Belo Horizonte aprova a lei da mordaça

Wadson Ribeiro / 17/10/2019 - 06h00

Nos últimos dias Belo Horizonte se notabilizou por ter se tornado a primeira cidade do Brasil a aprovar o projeto Escola sem Partido. A votação revelou a força das bancadas fundamentalistas no Legislativo municipal e o enorme obscurantismo que toma conta das instituições brasileiras. Ao contrário do que possam crer alguns vereadores, a educação necessita é de melhores salários para os professores, de uma escola que seja atrativa para os alunos e de um conteúdo pedagógico laico e baseado nos avanços das ciências. 

A pretexto da defesa de uma escola sem “ideologias”, partidários da campanha nacional Escola sem Partido têm conseguido Brasil a fora apresentar projetos de lei que garantam legalmente a doutrina proposta por eles. Em Brasília, tramita desde 2014 o PL 7180/14 intitulado Escola sem Partido. Em vários outros estados e cidades iniciativas semelhantes estão em tramitação.

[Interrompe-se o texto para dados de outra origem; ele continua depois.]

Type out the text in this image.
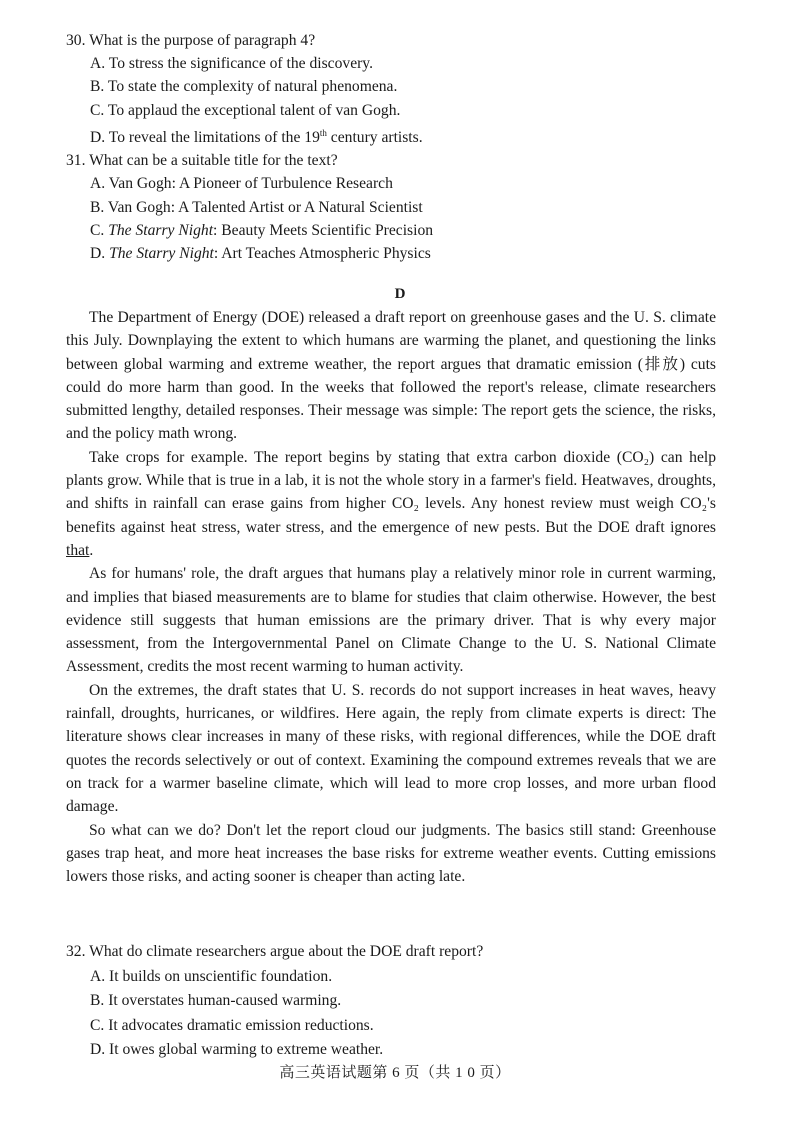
30. What is the purpose of paragraph 4?
A. To stress the significance of the discovery.
B. To state the complexity of natural phenomena.
C. To applaud the exceptional talent of van Gogh.
D. To reveal the limitations of the 19th century artists.
31. What can be a suitable title for the text?
A. Van Gogh: A Pioneer of Turbulence Research
B. Van Gogh: A Talented Artist or A Natural Scientist
C. The Starry Night: Beauty Meets Scientific Precision
D. The Starry Night: Art Teaches Atmospheric Physics
D

The Department of Energy (DOE) released a draft report on greenhouse gases and the U. S. climate this July. Downplaying the extent to which humans are warming the planet, and questioning the links between global warming and extreme weather, the report argues that dramatic emission (排放) cuts could do more harm than good. In the weeks that followed the report's release, climate researchers submitted lengthy, detailed responses. Their message was simple: The report gets the science, the risks, and the policy math wrong.

Take crops for example. The report begins by stating that extra carbon dioxide (CO₂) can help plants grow. While that is true in a lab, it is not the whole story in a farmer's field. Heatwaves, droughts, and shifts in rainfall can erase gains from higher CO₂ levels. Any honest review must weigh CO₂'s benefits against heat stress, water stress, and the emergence of new pests. But the DOE draft ignores that.

As for humans' role, the draft argues that humans play a relatively minor role in current warming, and implies that biased measurements are to blame for studies that claim otherwise. However, the best evidence still suggests that human emissions are the primary driver. That is why every major assessment, from the Intergovernmental Panel on Climate Change to the U. S. National Climate Assessment, credits the most recent warming to human activity.

On the extremes, the draft states that U. S. records do not support increases in heat waves, heavy rainfall, droughts, hurricanes, or wildfires. Here again, the reply from climate experts is direct: The literature shows clear increases in many of these risks, with regional differences, while the DOE draft quotes the records selectively or out of context. Examining the compound extremes reveals that we are on track for a warmer baseline climate, which will lead to more crop losses, and more urban flood damage.

So what can we do? Don't let the report cloud our judgments. The basics still stand: Greenhouse gases trap heat, and more heat increases the base risks for extreme weather events. Cutting emissions lowers those risks, and acting sooner is cheaper than acting late.

32. What do climate researchers argue about the DOE draft report?
A. It builds on unscientific foundation.
B. It overstates human-caused warming.
C. It advocates dramatic emission reductions.
D. It owes global warming to extreme weather.
高三英语试题第 6 页（共 1 0 页）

No entanto, o entendimento do ministro Luis Roberto Barroso do STF é de que cabe apenas à União legislar sobre temas relativos às diretrizes e bases da educação brasileira, o que deverá tornar nula as iniciativas do projeto no âmbito dos legislativos locais.

O ensino básico no Brasil é comprovadamente de baixa qualidade, excetuando alguns resultados pontuais em poucos estados e municípios. Conteúdos basilares como matemática, filosofia, sociologia, português e as ciências da natureza são assimilados de forma mecânica, exercendo um forte impacto negativo na formação desses estudantes enquanto cidadãos e futuros profissionais. O Brasil não dispõe de esporte educacional nas escolas, nem de equipamentos como quadras poliesportivas, campos de futebol e piscinas, por exemplo. As escolas em tempo integral, que poderiam ofertar atividades de complementação à formação educacional, com conteúdos artísticos, esportivos e científicos estão sendo fechadas em função do corte de verbas, basta ver o exemplo de Minas. Com tantos desafios, por que um tema de menor relevância como o Escola sem Partido ganha todo esse destaque?

Na verdade, projetos como este visam consolidar uma única doutrina no conteúdo escolar, e combater a liberdade de expressão e constranger professores no seu livre exercício de ensinar. Temas como questões de gênero e orientação sexual serão proibidos. Na semana passada alunos do tradicional colégio belorizontino Loyola, sentiram na pele os efeitos da prevalência de uma concepção educacional como o Escola sem Partido. A escola cedeu à pressão de um grupo de pais e anulou a questão de uma prova português do segundo ano do ensino médio que trazia um texto do escritor e ator Gregório Duvivier com críticas ao Governo Bolsonaro. Em resposta, um grupo de mais de 400 alunos e ex-alunos da instituição assinaram uma nota de repúdio contra a decisão.

Vivemos tempos bicudos e a educação é o alvo preferencial dos ataques de Bolsonaro e de seus ministros. O ensino superior é estrangulado pela falta de recursos e o ensino básico pela tentativa de desconfiguração de suas bases e diretrizes curriculares. Essa ofensiva visa moldar a sociedade brasileira aos valores fundamentalistas que combatem a diversidade com a qual se formou o povo brasileiro e lhe deu unidade ao longo dos séculos. Belo Horizonte precisa voltar a respirar ares democráticos e ser a capital da liberdade que um dia foi. O triste papel protagonizado pelos vereadores que aprovaram em primeiro turno essa medida entra para nossa história como uma página infeliz na luta por uma educação pública e de qualidade.